Be careful what you wish for, you just might get it. Heard that before? Me too. So much so, it's been a mantra of mine anytime I have thought there was something I just couldn't live without. I have found that anytime I think I know exactly what it is that would make my life complete, I need to be very, very careful. Especially if I push to get it at all costs. Not a good plan! Bites me in the butt every time.
I have learned the hard way to trust God's judgment more than my own. The only place I struggle with it consistently would be my marriage relationship.
See, I'm married to a man's man, a dude, a cowboy... Not your typical twenty first century metrosexual guy. He's not in touch with his feminine side and he's often rather baffled by the women he's around day and night, night and day. He's not p.c., he's not particularly sensitive, he's not going to understand all the weird reasons I cry. He's a guy! He can fix stuff, pick up heavy stuff and kill spiders. If the dude at the mechanic shop gives me a hard time he will get on the phone and fix that. He will not sit for a pedicure and I will find his mind wandering if I talk too long about my feelings.
I look at my girlfriends husbands and sometimes I'm envious. They cook dinner, do dishes and laundry and dream up romantic evenings to whisk their women away on... At least that what Facebook says. (Yes, I can hear you laughing...) I can easily find myself wishing my man did that too. But the catch is, I don't know all the ins and outs of their relationship. I don't know what icky sticky skeletons reside I their hall closets. I only know what they choose to show me.
Somehow they don't choose to tell me that while he may cook, his taste in culinary choices doesn't line up with hers. He might bring her flowers every Friday, but they are flowers she isn't particularly fond of. He may plan weekends of delight, but they seldom take into account her favorite activities. So much of building a relationship is spent compromising and finding middle ground. That involves giving up what we like for what makes our partner happy.
The flip side is also not something I need to be pining for either. Would I give up my man's ingenious ways of fixing things and his never-be-stuck-on-the-side-of-the-road skill for a cooker of dinners? Would I want to have a man in my life that needed me to make every decision because he didn't want to leave me out of the process? Can I honestly say that I care how his feet look on the once in a blue moon occasion he leaves his boots behind for flip flops? I can't.
See, there are reasons that God gave me this man. He fills my needs. While I may be swayed by the greener grass over the fence, I need to be very aware that everything comes at a price. Nothing is free, least of all marriage relationships. They are hard work, chock full of tireless communications and thankless sacrifices. Marriages are filled with difficulties because it is the joining of two individuals who are consumed with their own selfish desires and narcissism. There have been times I have wondered what exactly God was thinking... One of the mysteries, I guess.
He could say the same thing about me.
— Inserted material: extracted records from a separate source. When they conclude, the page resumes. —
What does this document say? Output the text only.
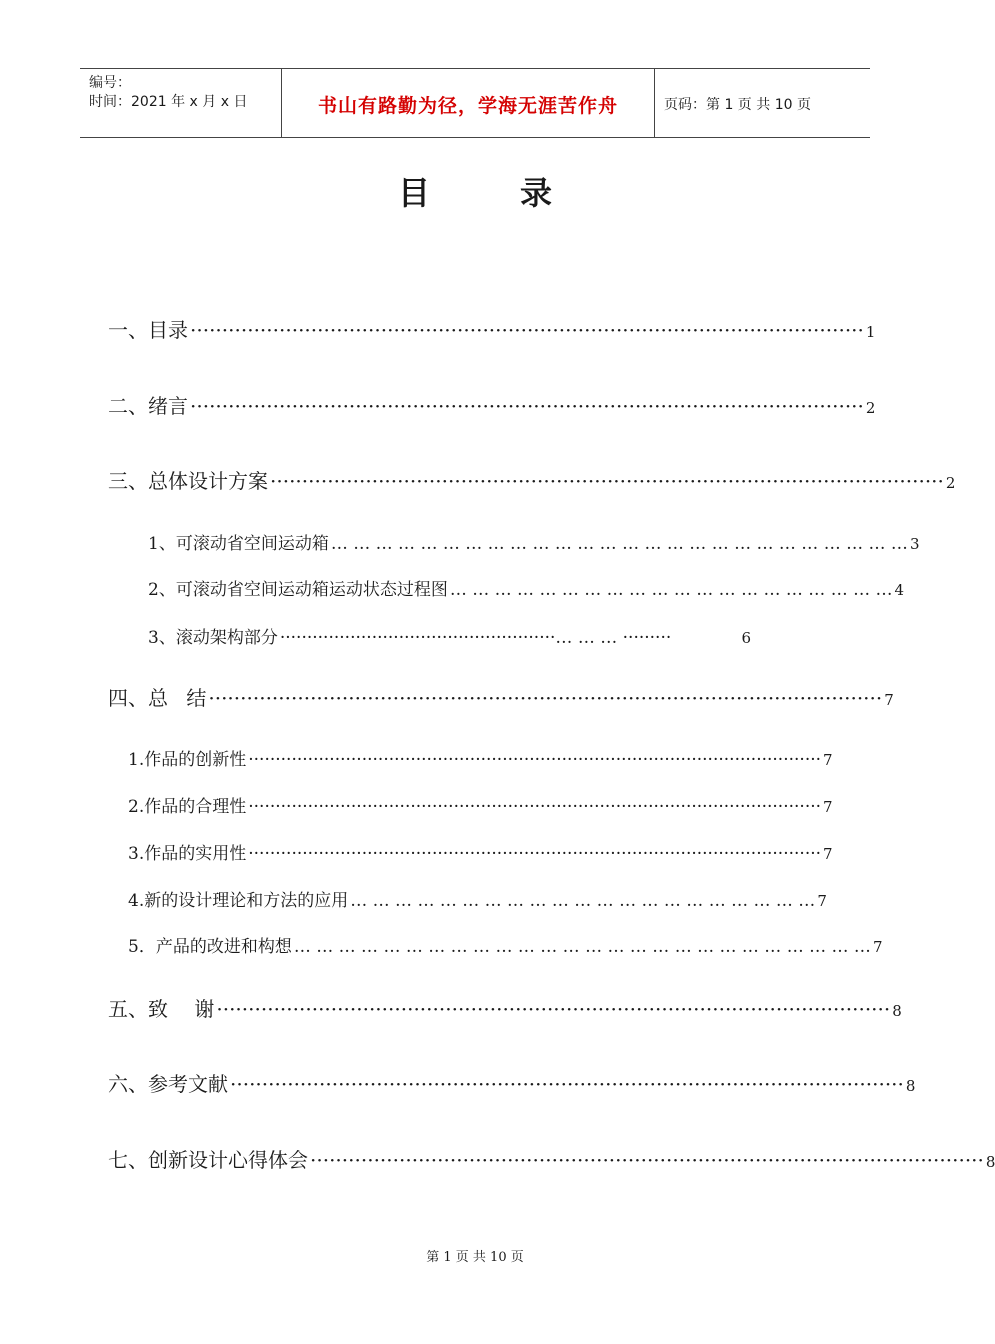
编号：
时间：2021 年 x 月 x 日	书山有路勤为径，学海无涯苦作舟	页码：第 1 页 共 10 页
目	录
一、目录 ·········································································································· 1
二、绪言 ·········································································································· 2
三、总体设计方案 ·········································································································· 2
1、可滚动省空间运动箱 … … … … … … … … … … … … … … … … … … … … … … … … … … 3
2、可滚动省空间运动箱运动状态过程图 … … … … … … … … … … … … … … … … … … … … 4
3、滚动架构部分 ···················································… … … ·········	6
四、总 结 ·········································································································· 7
1.作品的创新性 ·········································································································· 7
2.作品的合理性 ·········································································································· 7
3.作品的实用性 ·········································································································· 7
4.新的设计理论和方法的应用 … … … … … … … … … … … … … … … … … … … … … 7
5．产品的改进和构想 … … … … … … … … … … … … … … … … … … … … … … … … … … 7
五、致 谢 ·········································································································· 8
六、参考文献 ·········································································································· 8
七、创新设计心得体会 ·········································································································· 8
第 1 页 共 10 页
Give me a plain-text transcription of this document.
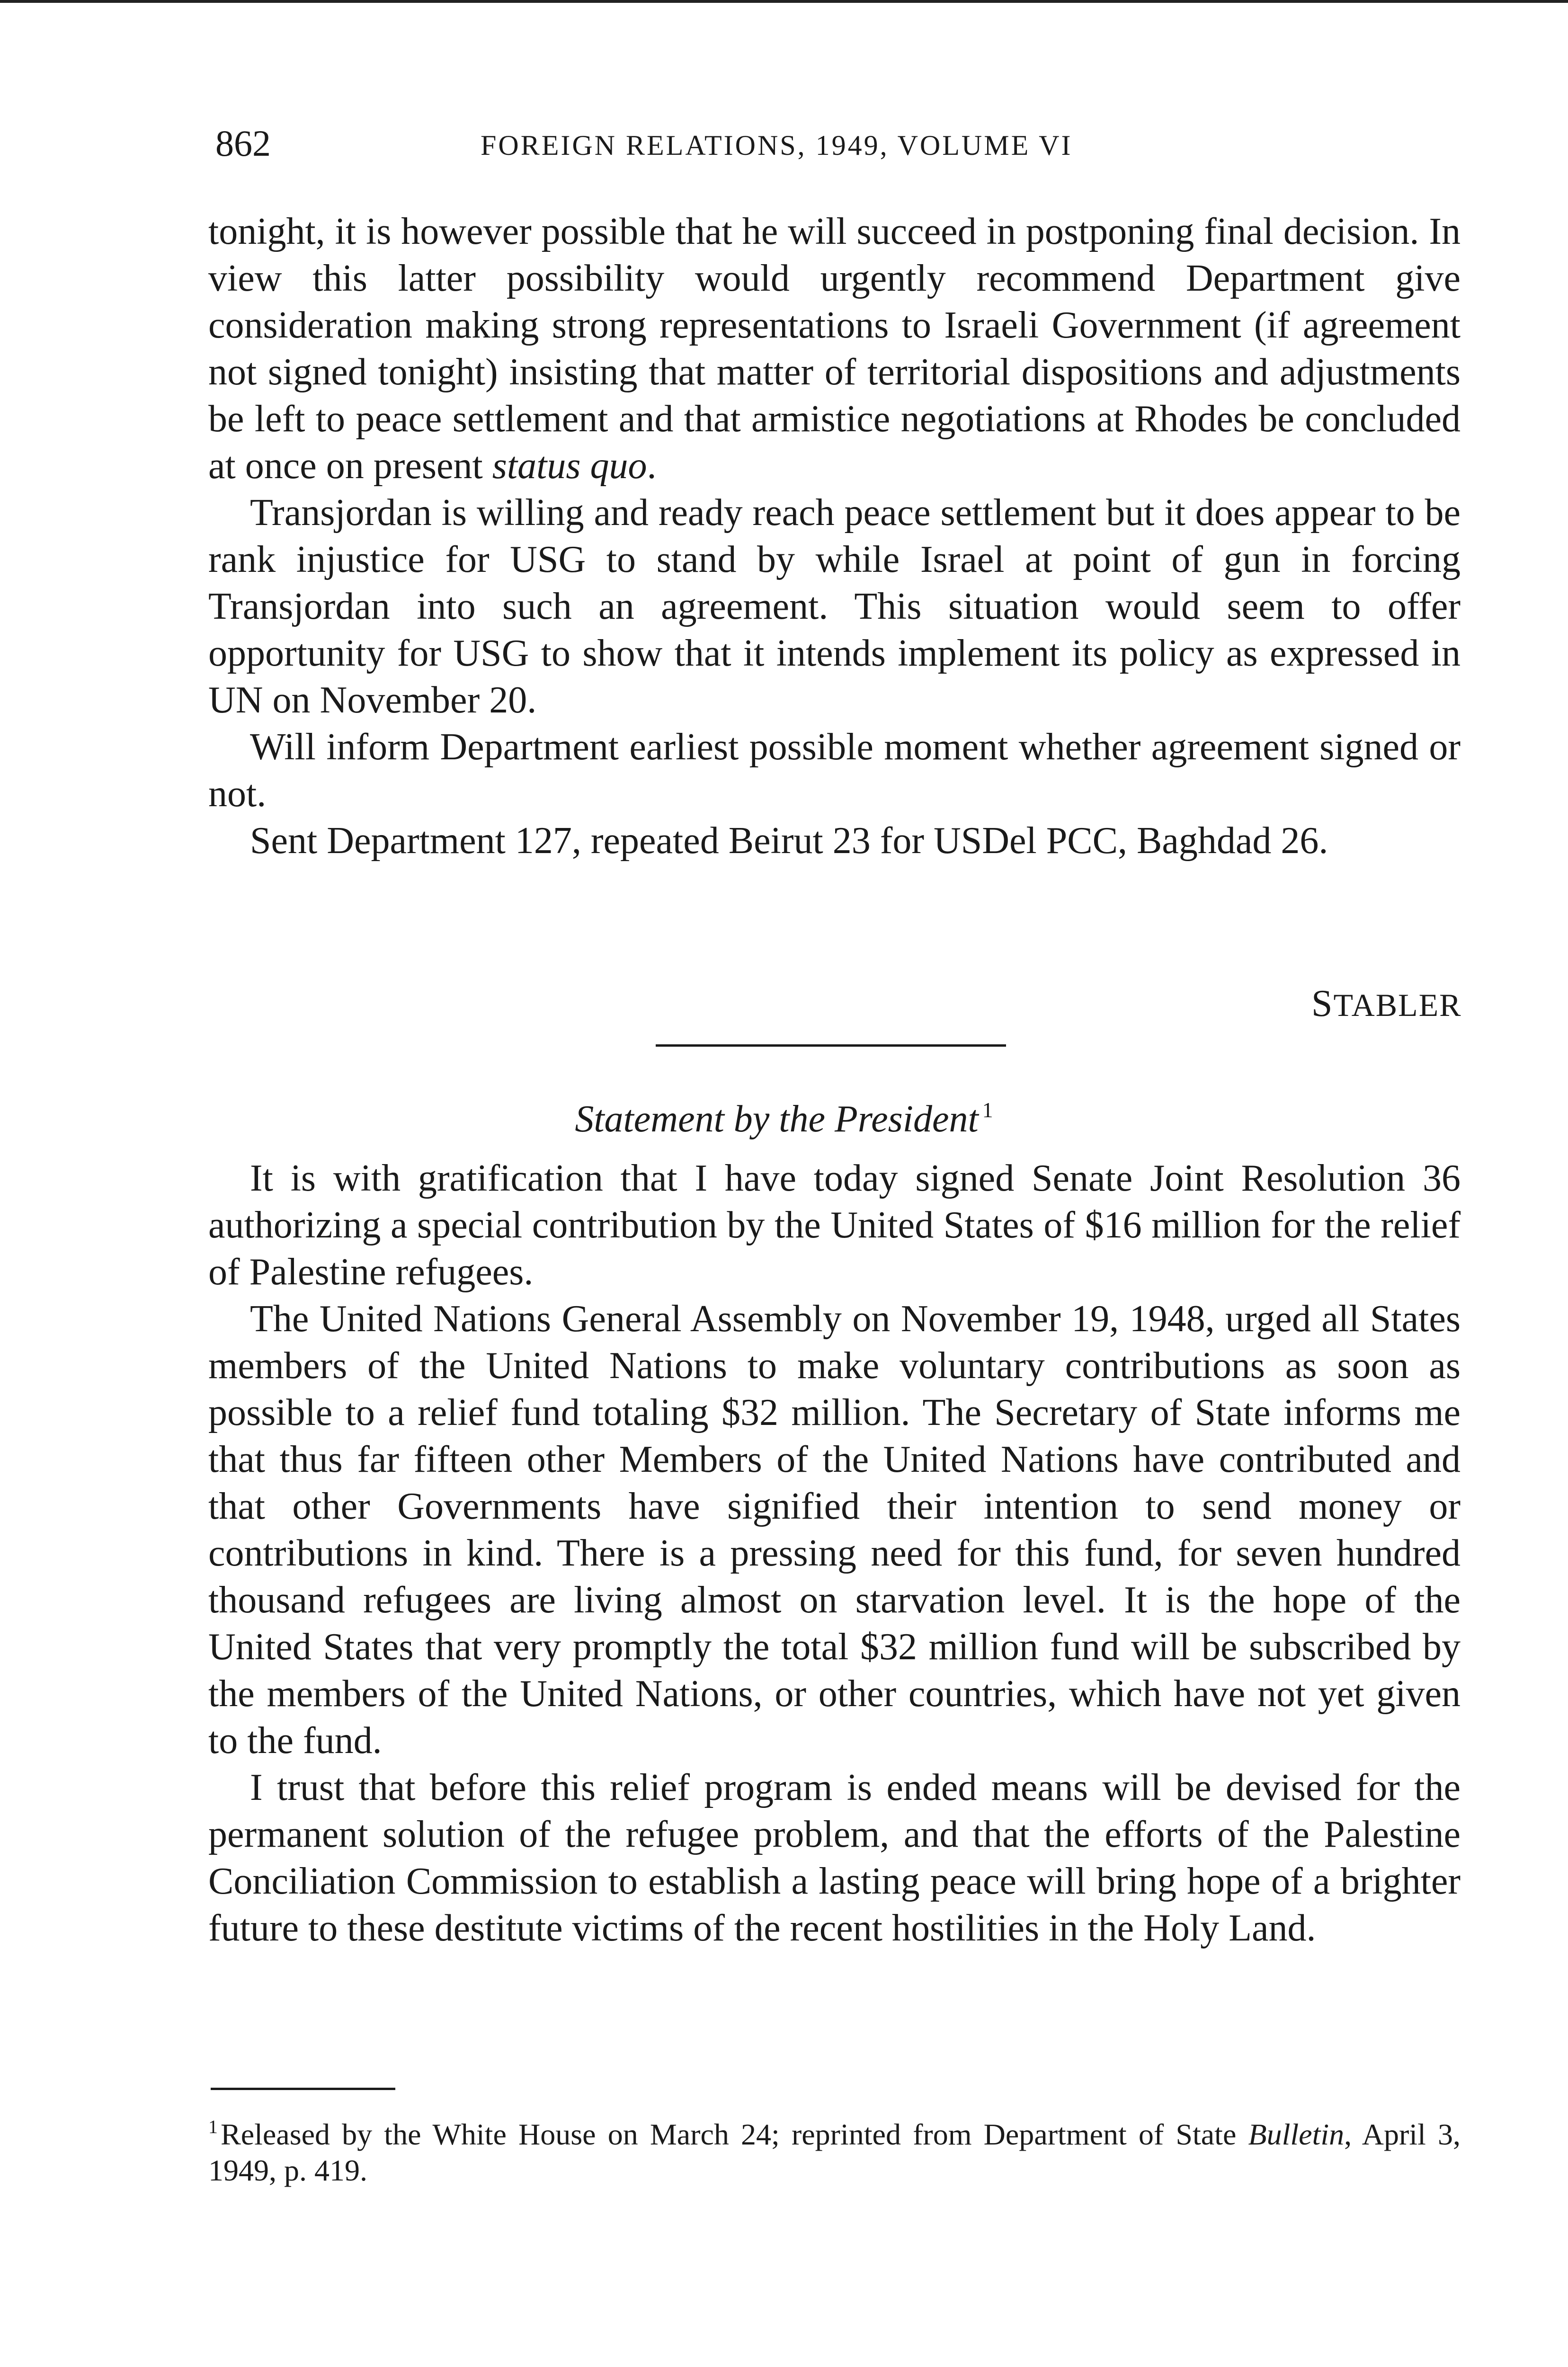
862	FOREIGN RELATIONS, 1949, VOLUME VI

tonight, it is however possible that he will succeed in postponing final decision. In view this latter possibility would urgently recommend Department give consideration making strong representations to Israeli Government (if agreement not signed tonight) insisting that matter of territorial dispositions and adjustments be left to peace settlement and that armistice negotiations at Rhodes be concluded at once on present status quo.

Transjordan is willing and ready reach peace settlement but it does appear to be rank injustice for USG to stand by while Israel at point of gun in forcing Transjordan into such an agreement. This situation would seem to offer opportunity for USG to show that it intends implement its policy as expressed in UN on November 20.

Will inform Department earliest possible moment whether agreement signed or not.

Sent Department 127, repeated Beirut 23 for USDel PCC, Baghdad 26.

STABLER
Statement by the President $^1$

It is with gratification that I have today signed Senate Joint Resolution 36 authorizing a special contribution by the United States of $16 million for the relief of Palestine refugees.

The United Nations General Assembly on November 19, 1948, urged all States members of the United Nations to make voluntary contributions as soon as possible to a relief fund totaling $32 million. The Secretary of State informs me that thus far fifteen other Members of the United Nations have contributed and that other Governments have signified their intention to send money or contributions in kind. There is a pressing need for this fund, for seven hundred thousand refugees are living almost on starvation level. It is the hope of the United States that very promptly the total $32 million fund will be subscribed by the members of the United Nations, or other countries, which have not yet given to the fund.

I trust that before this relief program is ended means will be devised for the permanent solution of the refugee problem, and that the efforts of the Palestine Conciliation Commission to establish a lasting peace will bring hope of a brighter future to these destitute victims of the recent hostilities in the Holy Land.

$^1$Released by the White House on March 24; reprinted from Department of State Bulletin, April 3, 1949, p. 419.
He could look around and complain that I don't make his plate when we visit friends, I am way too bossy and I don't respect him as much as I could. He could point out that I don't wear enough make up or that I have gained weight since we have been together. He could complain about the way I pay bills or open mail or avoid the answering machine. He could say all of that and be absolutely right... But then, he didn't marry me because I was some shrinking violet, bent on pleasing him because I have no self worth. He married me because I am strong and capable and I will take on more than I can accomplish and somehow get most if not all of it done. He is a smart man, so most of the time he doesn't say anything of the sort. Like me he has realized that finding another partner would take a lot of work, a diet and more training... I am way too lazy for that. Chances are, I would go right out and find the same kind of He-Man anyway. I am fairly certain it is how I am wired.
I love my husband with all of his warts and icky spots. He has way more good things to focus on for me to mire myself in the false picture Facebook or outward appearances can paint. I can take all that with a grain of salt. I wouldn't want to know about the fight you had last night, or the dirty laundry in your closet. Sharing the good things in life while covering over the not-so-good things is human nature and frankly way more polite for us outsiders. While I may read your status update with a sly glance and sneer at my hubby over there on the couch, I will also give thanks that he is who he is - and then I will make him move something heavy.
Make sure this week that you tell your partner how much you appreciate them for who they are. They need to hear it directly from you!